HDM mouse model of asthma
All experiments were conducted according to protocols approved by the Institutional Animal Care and Use Committee (IACUC) of the University of California, San Diego. Wild type C57BL/6J mice (male and female) aged 8 weeks were administered 100 μg of intranasal HDM (Dermatophagoides pteronyssinus) extract (Greer Laboratories) on days 0, 7, 14, and 21 as previously described(8). Two hours prior to each HDM administration, 50 μl of PBS control or RFT1081 solution, either 2.5 μg or 25 μg dose, were given intranasally. Control group received intranasal PBS instead of HDM. On day 24, airway hyperresponsiveness to methacholine was assessed as described (8), and the mice were sacrificed to collect the BAL and the lungs. BAL was collected by lavage of 1 ml PBS via tracheal catheter, centrifuged and the pellet was resuspended in 1 ml PBS. After determining BAL total cell count, differential cell counts were quantified in Wright-Giemsa stained slides(8). Lung eosinophil counts were quantified in the peribronchial space in lung paraffin-embedded sections stained with an anti-mouse major basic protein (MBP) rabbit polyclonal antibody (kindly provided by Mayo Foundation for Medical Education and Research). Results are expressed as the number of peribronchial cells staining positive per bronchiole with a 150–200 μm internal diameter. At least 5 bronchioles were counted in each slide. The operator was blinded to the identity of samples.
Statistics
All results are presented as Mean±SEM. A statistical software package (GraphPad Prism) was used for the analysis. Mann-Whitney test was used for analysis of 2 groups. Two-way or one-way ANOVA with post hoc Tukey’s multiple comparisons test was used when more than 2 groups were compared. P-values of less than 0.05 were considered statistically significant.
KEY MESSAGES.
Bronchial epithelium is the primary lung site of AIBP expression in non-asthmatic subjects and control mice.

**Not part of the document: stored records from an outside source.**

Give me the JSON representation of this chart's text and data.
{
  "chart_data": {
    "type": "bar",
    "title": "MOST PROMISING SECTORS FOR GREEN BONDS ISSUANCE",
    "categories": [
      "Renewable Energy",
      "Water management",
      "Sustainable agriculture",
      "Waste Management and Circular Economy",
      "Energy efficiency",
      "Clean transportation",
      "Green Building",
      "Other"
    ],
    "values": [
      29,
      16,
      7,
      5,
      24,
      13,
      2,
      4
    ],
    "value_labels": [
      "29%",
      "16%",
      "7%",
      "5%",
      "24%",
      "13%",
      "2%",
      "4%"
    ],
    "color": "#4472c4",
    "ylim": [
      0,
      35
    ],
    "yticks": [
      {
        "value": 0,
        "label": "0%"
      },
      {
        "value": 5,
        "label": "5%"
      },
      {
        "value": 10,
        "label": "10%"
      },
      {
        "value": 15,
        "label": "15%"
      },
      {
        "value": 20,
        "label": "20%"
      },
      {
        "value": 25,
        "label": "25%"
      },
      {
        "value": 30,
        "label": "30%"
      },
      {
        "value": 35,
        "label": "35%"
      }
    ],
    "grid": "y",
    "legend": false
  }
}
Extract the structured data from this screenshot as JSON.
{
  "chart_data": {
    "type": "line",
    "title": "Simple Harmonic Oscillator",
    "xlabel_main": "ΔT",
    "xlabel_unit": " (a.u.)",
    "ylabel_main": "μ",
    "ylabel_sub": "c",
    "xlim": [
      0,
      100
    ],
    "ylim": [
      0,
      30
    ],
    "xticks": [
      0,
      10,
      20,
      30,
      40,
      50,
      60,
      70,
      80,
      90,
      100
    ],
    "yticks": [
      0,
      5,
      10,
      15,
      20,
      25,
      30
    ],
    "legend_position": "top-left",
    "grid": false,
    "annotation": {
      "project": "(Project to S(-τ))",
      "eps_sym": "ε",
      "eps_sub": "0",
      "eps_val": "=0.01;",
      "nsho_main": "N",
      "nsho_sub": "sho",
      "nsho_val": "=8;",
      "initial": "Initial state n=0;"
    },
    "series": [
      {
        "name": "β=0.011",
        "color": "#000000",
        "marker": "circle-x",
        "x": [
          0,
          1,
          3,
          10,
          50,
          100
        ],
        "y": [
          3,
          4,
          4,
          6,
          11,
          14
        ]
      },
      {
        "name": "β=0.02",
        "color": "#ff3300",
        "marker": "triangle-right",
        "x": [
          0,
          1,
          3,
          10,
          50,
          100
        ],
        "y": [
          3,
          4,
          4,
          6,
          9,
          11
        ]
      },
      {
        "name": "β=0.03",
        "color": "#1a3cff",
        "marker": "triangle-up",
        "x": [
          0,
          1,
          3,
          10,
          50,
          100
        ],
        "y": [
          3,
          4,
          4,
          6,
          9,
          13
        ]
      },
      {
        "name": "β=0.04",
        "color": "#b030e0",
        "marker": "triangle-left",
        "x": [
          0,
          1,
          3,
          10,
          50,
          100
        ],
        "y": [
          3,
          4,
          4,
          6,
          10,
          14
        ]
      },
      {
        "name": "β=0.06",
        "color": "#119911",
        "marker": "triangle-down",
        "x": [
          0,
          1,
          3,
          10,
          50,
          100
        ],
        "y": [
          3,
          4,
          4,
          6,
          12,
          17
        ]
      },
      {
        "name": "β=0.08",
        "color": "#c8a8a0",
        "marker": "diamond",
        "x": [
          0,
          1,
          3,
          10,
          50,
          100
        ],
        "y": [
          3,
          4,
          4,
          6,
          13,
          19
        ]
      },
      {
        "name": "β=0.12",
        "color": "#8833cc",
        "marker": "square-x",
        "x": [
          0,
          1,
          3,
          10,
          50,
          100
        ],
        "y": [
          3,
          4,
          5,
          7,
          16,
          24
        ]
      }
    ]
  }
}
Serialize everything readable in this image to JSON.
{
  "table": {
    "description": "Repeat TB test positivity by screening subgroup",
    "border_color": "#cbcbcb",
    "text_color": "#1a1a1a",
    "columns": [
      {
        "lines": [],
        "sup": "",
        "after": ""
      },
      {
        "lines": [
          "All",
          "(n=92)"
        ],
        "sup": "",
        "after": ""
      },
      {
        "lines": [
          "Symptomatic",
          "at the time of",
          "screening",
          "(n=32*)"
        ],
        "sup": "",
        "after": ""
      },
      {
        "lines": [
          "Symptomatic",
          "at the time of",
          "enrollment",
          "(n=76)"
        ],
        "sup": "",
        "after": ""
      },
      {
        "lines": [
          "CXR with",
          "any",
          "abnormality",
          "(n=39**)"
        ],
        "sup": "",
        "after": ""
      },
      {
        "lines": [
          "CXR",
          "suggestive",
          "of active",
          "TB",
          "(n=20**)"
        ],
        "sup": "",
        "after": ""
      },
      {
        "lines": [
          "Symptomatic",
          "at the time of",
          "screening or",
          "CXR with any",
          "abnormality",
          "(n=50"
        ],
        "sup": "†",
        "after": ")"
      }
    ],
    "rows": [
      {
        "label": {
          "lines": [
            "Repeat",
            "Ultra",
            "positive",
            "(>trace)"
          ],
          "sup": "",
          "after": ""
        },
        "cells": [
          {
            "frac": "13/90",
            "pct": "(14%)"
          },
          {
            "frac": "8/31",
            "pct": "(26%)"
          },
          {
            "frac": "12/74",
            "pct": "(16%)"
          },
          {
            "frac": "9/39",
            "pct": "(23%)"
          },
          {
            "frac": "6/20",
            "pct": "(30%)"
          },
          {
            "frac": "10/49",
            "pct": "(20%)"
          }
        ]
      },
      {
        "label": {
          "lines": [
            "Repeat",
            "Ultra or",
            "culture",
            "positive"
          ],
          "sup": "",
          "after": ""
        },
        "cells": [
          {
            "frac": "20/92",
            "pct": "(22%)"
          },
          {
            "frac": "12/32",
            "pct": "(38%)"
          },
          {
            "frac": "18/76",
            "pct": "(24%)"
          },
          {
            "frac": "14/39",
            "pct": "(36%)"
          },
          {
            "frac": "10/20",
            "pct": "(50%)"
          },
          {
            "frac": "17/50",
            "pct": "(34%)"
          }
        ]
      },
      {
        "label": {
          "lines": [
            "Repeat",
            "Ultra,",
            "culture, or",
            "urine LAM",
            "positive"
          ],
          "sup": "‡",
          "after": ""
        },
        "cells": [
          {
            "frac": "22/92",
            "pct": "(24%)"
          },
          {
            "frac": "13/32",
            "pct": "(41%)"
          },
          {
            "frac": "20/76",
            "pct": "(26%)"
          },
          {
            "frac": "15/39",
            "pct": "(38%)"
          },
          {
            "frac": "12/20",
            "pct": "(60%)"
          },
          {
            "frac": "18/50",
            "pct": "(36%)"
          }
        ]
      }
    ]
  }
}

Bronchial AIBP expression is significantly reduced in asthmatic patients and in a mouse model of acute asthma.
Intranasal administration of recombinant AIBP prevents lung eosinophilic inflammation and airway hyperresponsiveness in female and male mice.
FUNDING SOURCES
This study was supported by grants R41AI147879 to Raft Pharmaceuticals (K.B.) and UC San Diego (D.H.B.) and HL135737 to UC San Diego (Y.I.M.). NINDS P30 NS047101 supports UC San Diego School of Medicine Microscopy Core.
DISCLOSURES
Y.I.M. is an inventor listed in patent applications related to the topic of this paper and scientific founder of Raft Pharmaceuticals LLC. The terms of this arrangement have been reviewed and approved by the University of California, San Diego in accordance with its conflict of interest policies. A.L.O. is a consultant for Raft Pharmaceuticals.
ABBREVIATIONS
- AHR
airway hyperresponsiveness
- AIBP and APOA1BP
apolipoprotein A-I binding protein
- BAL
broncho-alveolar lavage
- HDM
house dust mite
- ICS
inhaled corticosteroids
Footnotes
Other authors declare no conflict of interest.